Lady Gertrude Groan, die Herrin von Gormenghast, gebiert Titus, den Thronfolger und Erben des Lords von Gormenghast. Am gleichen Tag flieht der Küchenjunge Steerpike vor den Demütigungen und Nachstellungen des Hofkochs Swelter aus der Küche, tief unten in den Kellergewölben des Schlosses.

Sein Fluchtweg führt in tollkühner Kletterei über die Schloßfassade bis hoch auf die weiten Dächer, Gormenghast liegt zu seinen Füßen. Steerpike erlebt das wie einen Rausch.
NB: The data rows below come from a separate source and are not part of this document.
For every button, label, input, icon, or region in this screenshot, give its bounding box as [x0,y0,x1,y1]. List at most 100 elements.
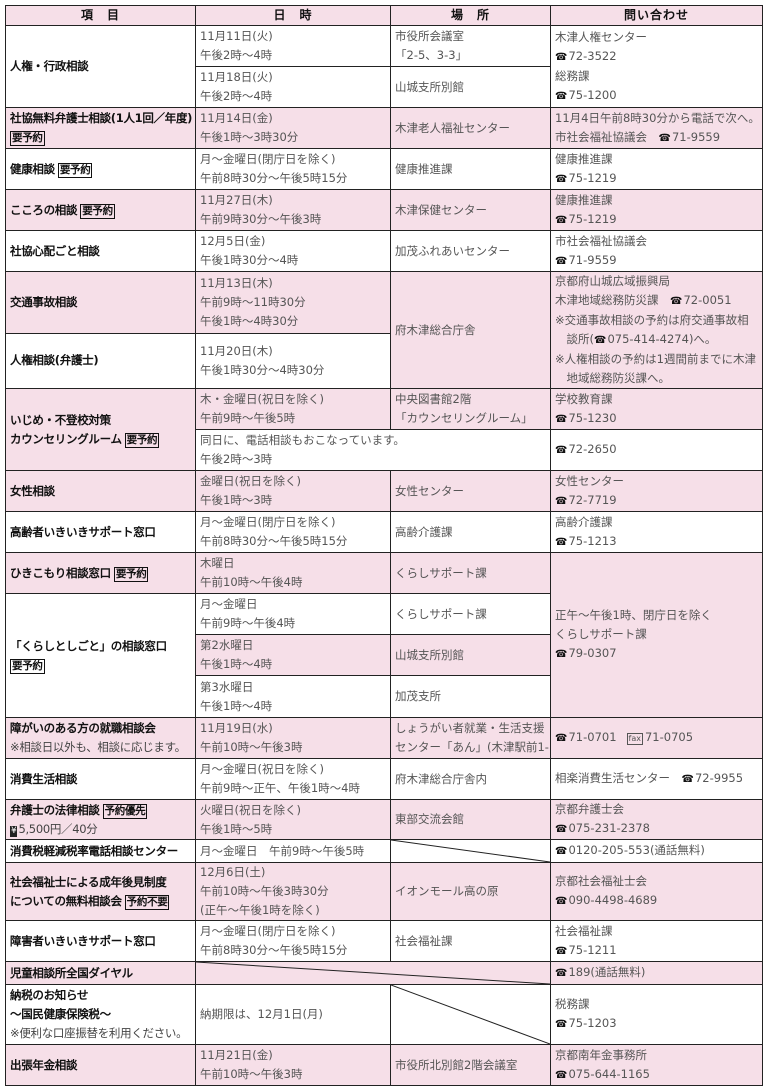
text-line: 女性相談 [10,483,55,498]
text-line: 京都弁護士会 [555,802,624,816]
item-cell: 人権相談(弁護士) [5,332,196,390]
text-line: ¥5,500円／40分 [10,820,191,839]
text-line: 障害者いきいきサポート窓口 [10,933,156,948]
phone-number: 72-2650 [568,442,617,456]
fax-number: 71-0705 [644,730,694,744]
table-cell: 高齢介護課 [390,511,551,553]
line-text: ※交通事故相談の予約は府交通事故相 [555,313,749,327]
phone-icon: ☎ [658,132,671,144]
table-cell: 木曜日 午前10時～午後4時 [195,552,391,594]
table-cell [390,984,551,1045]
table-row: 人権相談(弁護士) 11月20日(木) 午後1時30分～4時30分 [5,332,763,390]
phone-number: 72-7719 [568,492,617,507]
table-cell: 木津保健センター [390,189,551,231]
table-cell: 11月27日(木) 午前9時30分～午後3時 [195,189,391,231]
text-line: 加茂ふれあいセンター [395,243,510,258]
text-line: 11月11日(火) [200,29,273,43]
text-line: 市役所北別館2階会議室 [395,1057,518,1072]
text-line: 税務課 [555,997,590,1011]
text-line: 午前8時30分～午後5時15分 [200,943,348,957]
phone-icon: ☎ [555,733,568,744]
text-line: 高齢介護課 [395,524,453,539]
table-row: ひきこもり相談窓口 要予約 木曜日 午前10時～午後4時 くらしサポート課 正午～午後1時… [5,552,763,718]
table-cell: 火曜日(祝日を除く) 午後1時～5時 [195,799,391,840]
table-cell: 12月6日(土) 午前10時～午後3時30分 (正午～午後1時を除く) [195,862,391,921]
text-line: ☎79-0307 [555,644,758,664]
text-line: 月～金曜日(閉庁日を除く) [200,515,336,529]
text-line: 談所(☎075-414-4274)へ。 [555,330,758,350]
text-line: 11月4日午前8時30分から電話で次へ。 [555,110,760,125]
table-row: 障害者いきいきサポート窓口 月～金曜日(閉庁日を除く) 午前8時30分～午後5時15… [5,920,763,962]
item-cell: 交通事故相談 [5,271,196,334]
table-row: 高齢者いきいきサポート窓口 月～金曜日(閉庁日を除く) 午前8時30分～午後5時15… [5,511,763,553]
table-cell: 加茂ふれあいセンター [390,230,551,272]
line-text: )へ。 [688,332,717,346]
text-line: 京都府山城広域振興局 [555,274,670,288]
line-text: 地域総務防災課へ。 [555,371,670,385]
table-row: こころの相談 要予約 11月27日(木) 午前9時30分～午後3時 木津保健センター 健康… [5,189,763,231]
text-line: ☎72-7719 [555,491,758,511]
text-line: 木津保健センター [395,202,487,217]
phone-number: 75-1200 [568,87,617,102]
table-cell: 京都府山城広域振興局 木津地域総務防災課 ☎72-0051 ※交通事故相談の予約は府… [550,271,763,389]
text-line: こころの相談 要予約 [10,201,191,220]
line-text: カウンセリングルーム [10,431,122,446]
line-text: ※便利な口座振替を利用ください。 [10,1026,188,1040]
text-line: ☎75-1219 [555,210,758,230]
diagonal-slash [391,985,550,1044]
text-line: 交通事故相談 [10,294,78,309]
text-line: 火曜日(祝日を除く) [200,802,301,817]
text-line: ※相談日以外も、相談に応じます。 [10,738,191,757]
phone-number: 75-1230 [568,410,617,425]
text-line: 健康推進課 [395,161,453,176]
phone-number: 71-9559 [671,129,721,144]
table-cell: 加茂支所 [390,675,551,718]
table-cell: 山城支所別館 [390,634,551,676]
phone-number: 090-4498-4689 [568,893,658,907]
table-cell: 同日に、電話相談もおこなっています。 午後2時～3時 [195,429,551,471]
table-cell [195,961,551,985]
text-line: イオンモール高の原 [395,884,499,898]
table-row: 女性相談 金曜日(祝日を除く) 午後1時～3時 女性センター 女性センター ☎72-771… [5,470,763,512]
table-row: 児童相談所全国ダイヤル ☎189(通話無料) [5,961,763,985]
phone-number: 075-644-1165 [568,1066,650,1081]
item-cell: 納税のお知らせ ～国民健康保険税～ ※便利な口座振替を利用ください。 [5,984,196,1045]
phone-icon: ☎ [555,968,568,979]
table-cell: 納期限は、12月1日(月) [195,984,391,1045]
table-cell: 府木津総合庁舎内 [390,758,551,800]
text-line: 木・金曜日(祝日を除く) [200,392,324,406]
text-line: 同日に、電話相談もおこなっています。 [200,433,405,447]
item-cell: ひきこもり相談窓口 要予約 [5,552,196,594]
line-text: (通話無料) [649,843,705,857]
table-cell: 府木津総合庁舎 [390,271,551,389]
text-line: 11月18日(火) [200,70,273,84]
table-row: 社協心配ごと相談 12月5日(金) 午後1時30分～4時 加茂ふれあいセンター 市社会福… [5,230,763,272]
line-text: についての無料相談会 [10,893,122,908]
table-cell: 木津人権センター ☎72-3522 総務課 ☎75-1200 [550,25,763,108]
table-cell: 11月21日(金) 午前10時～午後3時 [195,1044,391,1086]
table-cell: 11月14日(金) 午後1時～3時30分 [195,107,391,149]
item-cell: いじめ・不登校対策 カウンセリングルーム 要予約 [5,388,196,471]
text-line: 午後2時～4時 [200,48,273,62]
phone-icon: ☎ [555,495,568,507]
table-cell: ☎189(通話無料) [550,961,763,985]
text-line: 山城支所別館 [395,647,464,662]
phone-icon: ☎ [681,774,694,785]
phone-number: 0120-205-553 [568,843,650,857]
phone-icon: ☎ [555,1019,568,1030]
table-row: 第2水曜日 午後1時～4時 山城支所別館 [6,634,763,676]
table-row: 消費生活相談 月～金曜日(祝日を除く) 午前9時～正午、午後1時～4時 府木津総合庁舎… [5,758,763,800]
text-line: 社協無料弁護士相談(1人1回／年度) [10,111,193,125]
phone-icon: ☎ [555,445,568,456]
phone-icon: ☎ [555,896,568,907]
text-line: ☎75-1230 [555,409,758,429]
item-cell: 弁護士の法律相談 予約優先 ¥5,500円／40分 [5,799,196,840]
text-line: ※交通事故相談の予約は府交通事故相 [555,311,758,330]
phone-icon: ☎ [555,173,568,185]
text-line: 午前9時～11時30分 [200,294,306,309]
text-line: 健康推進課 [555,151,613,166]
table-row: 出張年金相談 11月21日(金) 午前10時～午後3時 市役所北別館2階会議室 京都南年… [5,1044,763,1086]
phone-icon: ☎ [555,824,568,835]
text-line: 木津人権センター [555,29,647,44]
Aus seinem Erschöpfungsschlaf weckt ihn Fuchsia, die Tochter des Grafen. Mit großem Geschick gelingt es Steerpike Fuchsia zu bezaubern und zu verhindern, daß sie ihn verrät. Über Fuchsia lernt er Lady Cora und Lady Clarice kennen, die Zwillingsschwestern des Lords. Ihre kindischen Machtträume machen sie zu idealen Werkzeugen seines ungeheuren Ehrgeizes. Er wird ihr Diener und Berater.


II

Aus nächster Nähe belauert er nun das Leben der Lordschaft von Gormenghast: die geheimnisvolle Lady Gertrude, die nur ihre Tiere liebt und mit ihnen redet, den düsteren Lord, dessen ganze Liebe seinen Büchern gehört, sowie das Heranwachsen ihres Sohnes Titus, der stumm ist . Und mit der Zeit gewinnt er auch Fuchsia's Liebe.

So vergehen sieben Jahre. Eines Tages, bei einem Familienritual, steht die riesige Bibliothek in Flammen. Steerpike hat sie heimlich angezündet, erscheint aber als Retter. Steerpike, nun ein Held und in Gunst, wird Lehrling und Helfer des fanatischen und bösen Hüters der Rituale, Barquentine, eines verkrüppelten alten Zwerges.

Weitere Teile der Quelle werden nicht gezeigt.